By the time that Olympic mega-mosque is open for business in the London of 2012, you’ll be surprised how well it fits in.
Chapter Six
The Four Horsemen of the Eupocalypse
EUTOPIA VS. EURABIA
The decline of the French monarchy invited the attack of these insatiate fanatics. The descendants of Clovis had lost the inheritance of his martial and ferocious spirit; and their misfortune or demerit has affixed the epithet of “lazy” to the last kings of the Merovingian race. They ascended the throne without power, and sunk into the grave without a name…. The vineyards of Gascony and the city of Bourdeaux were possessed by the sovereign of Damascus and Samarcand; and the south of France, from the mouth of the Garonne to that of the Rhone, assumed the manners and religion of Arabia. But these narrow limits were scorned by the spirit of Abdalraman, or Abderame, who had been restored by the caliph Hashem to the wishes of the soldiers and people of Spain. That veteran and daring commander adjudged to the obedience of the prophet whatever yet remained of France or of Europe; and prepared to execute the sentence, at the head of a formidable host in the full confidence of surmounting all opposition either of nature or of man.
EDWARD GIBBON,
THE DECLINE AND FALL OF THE ROMAN EMPIRE (1776-1788)
To mark the Fourth of July 2006, the Los Angeles Times published an essay by Mark Kurlansky, author of The Big Oyster: History on the Half Shell . It began thus: Someone has to say it or we are never going to get out of this rut: I am sick and tired of the founding fathers and all their intents. The real American question of our times is how our country in a little over two hundred years sank from the great hope to the most backward democracy in the West. The U.S. offers the worst health care program, one of the worst public school systems, and the worst benefits for workers. The margin between rich and poor has been growing precipitously while it has been decreasing in Europe. Among the great democracies, we use military might less cautiously, show less respect for international law, and are the stumbling block in international environmental cooperation. Few informed people look to the United States anymore for progressive ideas.

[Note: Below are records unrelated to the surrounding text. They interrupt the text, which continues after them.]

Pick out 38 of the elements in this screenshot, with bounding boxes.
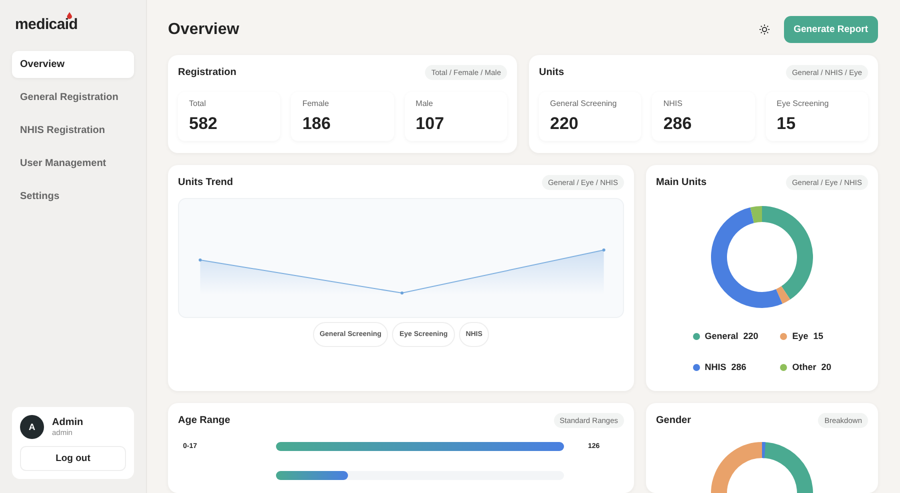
sidebar-item[interactable]: Overview xyxy=(12,51,134,78)
sun-icon[interactable] xyxy=(758,24,770,35)
card-title: Registration xyxy=(178,67,236,78)
stat-value: 286 xyxy=(663,114,693,134)
stat-label: Female xyxy=(302,99,330,108)
sidebar-item[interactable]: Settings xyxy=(12,183,134,210)
user-name: Admin xyxy=(52,417,84,428)
card-title: Main Units xyxy=(656,177,707,188)
card-title: Units xyxy=(539,67,564,78)
stat-value: 220 xyxy=(550,114,580,134)
logo: medicaid xyxy=(15,16,78,33)
legend-value: 286 xyxy=(731,362,746,372)
legend-value: 15 xyxy=(813,331,824,342)
stat-label: Total xyxy=(189,99,207,108)
stat-value: 15 xyxy=(776,114,797,134)
card-title: Age Range xyxy=(178,415,230,426)
stat-value: 107 xyxy=(416,114,446,134)
card-title: Gender xyxy=(656,415,692,426)
legend-label: NHIS xyxy=(704,362,726,372)
user-avatar: A xyxy=(20,415,44,439)
sidebar-item[interactable]: NHIS Registration xyxy=(12,117,134,144)
stat-value: 582 xyxy=(189,114,218,134)
legend-value: 220 xyxy=(743,331,758,342)
stat-label: Male xyxy=(416,99,434,108)
card-title: Units Trend xyxy=(178,177,234,188)
sidebar-item[interactable]: User Management xyxy=(12,150,134,177)
logout-button[interactable]: Log out xyxy=(20,446,126,471)
legend-label: Other xyxy=(792,362,816,372)
legend-label: General xyxy=(704,331,738,342)
sidebar-item[interactable]: General Registration xyxy=(12,84,134,111)
page-title: Overview xyxy=(168,20,240,38)
stat-label: General Screening xyxy=(550,99,618,108)
drop-icon xyxy=(66,12,72,19)
stat-label: Eye Screening xyxy=(776,99,830,108)
legend-value: 20 xyxy=(821,362,832,372)
stat-value: 186 xyxy=(302,114,332,134)
legend-label: Eye xyxy=(792,331,808,342)
stat-label: NHIS xyxy=(663,99,684,108)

We ought to do something. Instead, we keep worrying about the vision of a bunch of sexist, slave-owning eighteenth-century white men in wigs and breeches. Etc. The assumptions behind Kurlansky’s piece are widely held, and not just by the Left-the assumption, for example, that Scandinavia is the natural destination of the fully evolved Western democracy and America’s just taking a little longer to get there than the Dutch and the Canadians. That’s what “the most backward democracy” means: the least like Europe. But it ought to be clear by now that Europe is ahead of America mainly in the sense that its canoe is already halfway over the falls. There may be many things wrong with the United States but only a blind fool who hasn’t been paying attention for the last twenty years would hold Europe up as the alternative. The U.S. has the “worst benefits for workers”? Maybe. But it also has the lowest unemployment rate — about half the rate in France and Germany, where it hovers permanently at around 10 percent. As for being “the stumbling block in international environmental cooperation,” European countries signed Kyoto and failed to meet its emission reduction targets, whereas the United States didn’t sign it but reduced its emissions anyway — through that traditional American virtue of innovation. Self-loathing Americans are in danger of sounding like self-loathing squares if they pin their hopes on a decayed Eutopia a quarter century past its sell-by date.